The process of expansion, specialization and professionalization of stock farming has been going on for decades, nothing new under the sun. Way into the seventies, the animal feed was delivered to the farms with a straight bulk truck with two or three axles. When the farms expanded, the dry bulk haulers also increased in size and weight.
For the time being though, they won’t get any bigger than this immaculate rig, as they’ve reached the Dutch national weight limit of 50 metric tons.
One major advantage of visiting a truck show is that you can take as many pictures as you want without, shall we say, raising suspicion. I caught this splendid Volvo-Welgro combination at the recently held 2019 edition of the WSI XXL show and I came home with so many (detail) pictures, I could probably write its manual.
Anyway, let’s start at the front, with the tractor unit: a 2018 Volvo FH Globetrotter 4×2.
The Volvo is powered by a 12.8 liter, inline-six engine. Its maximum power output is 420 DIN-hp, as it says on both sides.
The diesel fuel has to meet the EN 590 standards. Nothing special or a type of fuel that is hard to get, it has been the norm throughout Europe for many years now.
The cab suspension, rear right side.
Now to the business end, a 2013 Welgro dry bulk tanker with three axles. Welgro (short for the Wellink family from Groenlo, the Netherlands) was founded in the late sixties, the company is fully specialized in building bulk tankers for transporting animal feed.
De Valk (The Falcon) Wekerom is the name of the feed mill.
This falcon tells us that the rig’s payload capacity is around 70,500 lbs (“32 tons of quality!”).
The semi-trailer’s second and third axle are steering axles. They’re not there for bragging rights or to add complexity, the steering axles are a necessity for driving on the generally narrow rural roads, with many tight turns, that lead to the farms and for maneuvering on the farm yards. That is, without damaging the pavement (public roads and farm yards), roadsides, tires and suspension parts.
Here’s where the mechanical steering system starts to work, at the fifth-wheel coupling. A plate with a kingpin, turntable and a wedge is locked into the fifth-wheel coupling; then a sliding bar that goes through the steering wing. There’s another, smaller turntable on top of the wing.
On the left in this picture, the outer end of the steering wing on the semi-trailer’s left side. A long rod on both sides connects the wing to the second axle unit. When the tractor turns, the rods pull on one side and push on the other side.
The rod on the left side ends here.
On the right side of the semi-trailer, another rod connects the second axle unit to the third to make it steer too.
A proven and highly effective system that has been produced for many, many years.
The turntable of the second axle unit.
Ditto, third axle unit.
Loading the tank from above is quite easy, the animal feed goes down through a whole series of hatches (not visible in the picture) with the help of gravity.
The walkway alongside the hatches.
For reasons of safety and convenience, there’s a collapsible railing, pushed up and pulled down by this telescopic cylinder.
The tank is divided in multiple compartments, so that it can be loaded with different types of animal feed.
Now to the unloading process, more technology is needed.
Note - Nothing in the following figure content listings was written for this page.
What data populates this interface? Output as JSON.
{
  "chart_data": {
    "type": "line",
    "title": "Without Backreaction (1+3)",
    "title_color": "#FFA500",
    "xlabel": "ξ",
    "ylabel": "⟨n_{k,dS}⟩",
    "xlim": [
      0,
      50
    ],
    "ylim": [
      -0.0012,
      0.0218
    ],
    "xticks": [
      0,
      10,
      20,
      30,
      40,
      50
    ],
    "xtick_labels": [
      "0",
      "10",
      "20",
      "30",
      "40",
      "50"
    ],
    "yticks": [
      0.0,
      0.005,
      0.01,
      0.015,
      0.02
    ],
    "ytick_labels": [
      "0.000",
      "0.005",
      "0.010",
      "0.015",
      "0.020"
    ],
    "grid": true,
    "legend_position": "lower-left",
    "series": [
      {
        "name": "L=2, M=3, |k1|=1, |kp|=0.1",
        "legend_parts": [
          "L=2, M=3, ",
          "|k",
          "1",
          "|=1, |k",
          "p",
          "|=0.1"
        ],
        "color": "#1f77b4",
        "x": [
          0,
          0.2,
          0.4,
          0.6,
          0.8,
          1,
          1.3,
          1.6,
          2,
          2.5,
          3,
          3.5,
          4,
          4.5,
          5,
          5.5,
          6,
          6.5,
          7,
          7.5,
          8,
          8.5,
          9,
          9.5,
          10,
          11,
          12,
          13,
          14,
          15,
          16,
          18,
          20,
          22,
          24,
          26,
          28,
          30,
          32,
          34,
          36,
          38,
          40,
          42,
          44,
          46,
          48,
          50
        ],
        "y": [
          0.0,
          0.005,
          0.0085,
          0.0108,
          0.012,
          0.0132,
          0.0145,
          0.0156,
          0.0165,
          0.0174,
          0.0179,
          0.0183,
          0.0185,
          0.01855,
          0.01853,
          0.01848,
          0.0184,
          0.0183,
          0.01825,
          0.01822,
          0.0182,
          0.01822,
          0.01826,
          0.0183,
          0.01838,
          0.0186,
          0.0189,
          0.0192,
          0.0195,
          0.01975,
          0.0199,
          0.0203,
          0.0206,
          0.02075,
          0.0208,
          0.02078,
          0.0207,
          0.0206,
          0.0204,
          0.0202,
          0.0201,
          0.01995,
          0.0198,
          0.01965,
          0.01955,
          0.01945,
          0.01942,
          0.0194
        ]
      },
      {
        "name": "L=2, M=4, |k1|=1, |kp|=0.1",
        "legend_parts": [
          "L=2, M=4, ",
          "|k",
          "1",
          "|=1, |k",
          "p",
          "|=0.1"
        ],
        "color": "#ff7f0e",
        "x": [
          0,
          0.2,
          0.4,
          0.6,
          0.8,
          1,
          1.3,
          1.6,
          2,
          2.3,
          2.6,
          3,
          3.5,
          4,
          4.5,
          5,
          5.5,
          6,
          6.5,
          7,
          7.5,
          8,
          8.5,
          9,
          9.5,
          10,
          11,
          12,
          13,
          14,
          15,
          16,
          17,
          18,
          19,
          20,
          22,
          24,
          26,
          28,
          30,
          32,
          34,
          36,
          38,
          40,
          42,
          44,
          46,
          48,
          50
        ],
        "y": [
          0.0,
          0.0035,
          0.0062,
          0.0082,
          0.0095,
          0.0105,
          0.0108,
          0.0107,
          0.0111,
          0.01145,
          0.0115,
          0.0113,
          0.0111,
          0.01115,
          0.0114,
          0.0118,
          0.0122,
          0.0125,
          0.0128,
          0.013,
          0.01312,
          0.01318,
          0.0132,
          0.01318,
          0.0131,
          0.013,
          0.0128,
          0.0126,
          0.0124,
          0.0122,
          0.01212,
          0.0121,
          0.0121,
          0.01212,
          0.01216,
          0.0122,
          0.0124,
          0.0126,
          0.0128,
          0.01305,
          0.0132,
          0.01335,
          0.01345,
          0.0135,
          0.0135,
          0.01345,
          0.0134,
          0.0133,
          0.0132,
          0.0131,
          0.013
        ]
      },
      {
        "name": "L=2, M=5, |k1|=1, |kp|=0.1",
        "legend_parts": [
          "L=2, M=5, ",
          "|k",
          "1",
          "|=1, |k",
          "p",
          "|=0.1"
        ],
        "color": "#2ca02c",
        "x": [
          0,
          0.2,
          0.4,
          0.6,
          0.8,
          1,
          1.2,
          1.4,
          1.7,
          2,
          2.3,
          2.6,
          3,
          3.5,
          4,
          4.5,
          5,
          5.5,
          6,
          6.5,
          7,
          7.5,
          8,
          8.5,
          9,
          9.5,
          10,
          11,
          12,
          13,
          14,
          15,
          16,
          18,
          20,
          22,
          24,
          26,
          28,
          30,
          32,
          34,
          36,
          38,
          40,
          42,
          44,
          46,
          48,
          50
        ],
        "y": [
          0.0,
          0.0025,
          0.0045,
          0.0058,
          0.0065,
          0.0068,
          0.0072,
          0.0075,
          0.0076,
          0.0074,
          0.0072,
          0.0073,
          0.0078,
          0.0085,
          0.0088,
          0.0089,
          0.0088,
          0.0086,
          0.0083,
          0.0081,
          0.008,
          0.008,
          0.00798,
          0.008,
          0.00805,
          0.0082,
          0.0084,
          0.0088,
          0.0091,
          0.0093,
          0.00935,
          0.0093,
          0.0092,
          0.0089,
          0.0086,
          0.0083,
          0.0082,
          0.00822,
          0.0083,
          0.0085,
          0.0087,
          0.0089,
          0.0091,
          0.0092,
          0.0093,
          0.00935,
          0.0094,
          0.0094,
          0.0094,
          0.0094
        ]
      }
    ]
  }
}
This is the PTO-driven air blower installation on the right side of the tractor’s frame.
Then the air flows from the tractor to the semi-trailer.
The tank compartments are kept under pressure from above…
….while the animal feed is literally blown out through this piping system.
Dicht (closed) to the left, Open (which speaks for itself) to the right.
The whole unloading process is operated from the unit in this casing at the back.
The hoses, the connection between the semi-trailer and the silo at the farm, are kept in here.
Another casing for all kinds of equipment and tools needed for the job.
A rear view backup camera, no frivolous luxury, I’d say.
The (un)loading process, old-fashioned style.
Mien leste, it says on the Volvo’s sun visor. That’s local dialect for Mijn laatste. My last one, in plain English. Something is telling me that a very skilled, experienced and professional truck driver is not too far away from his retirement…Till then, keep on trucking!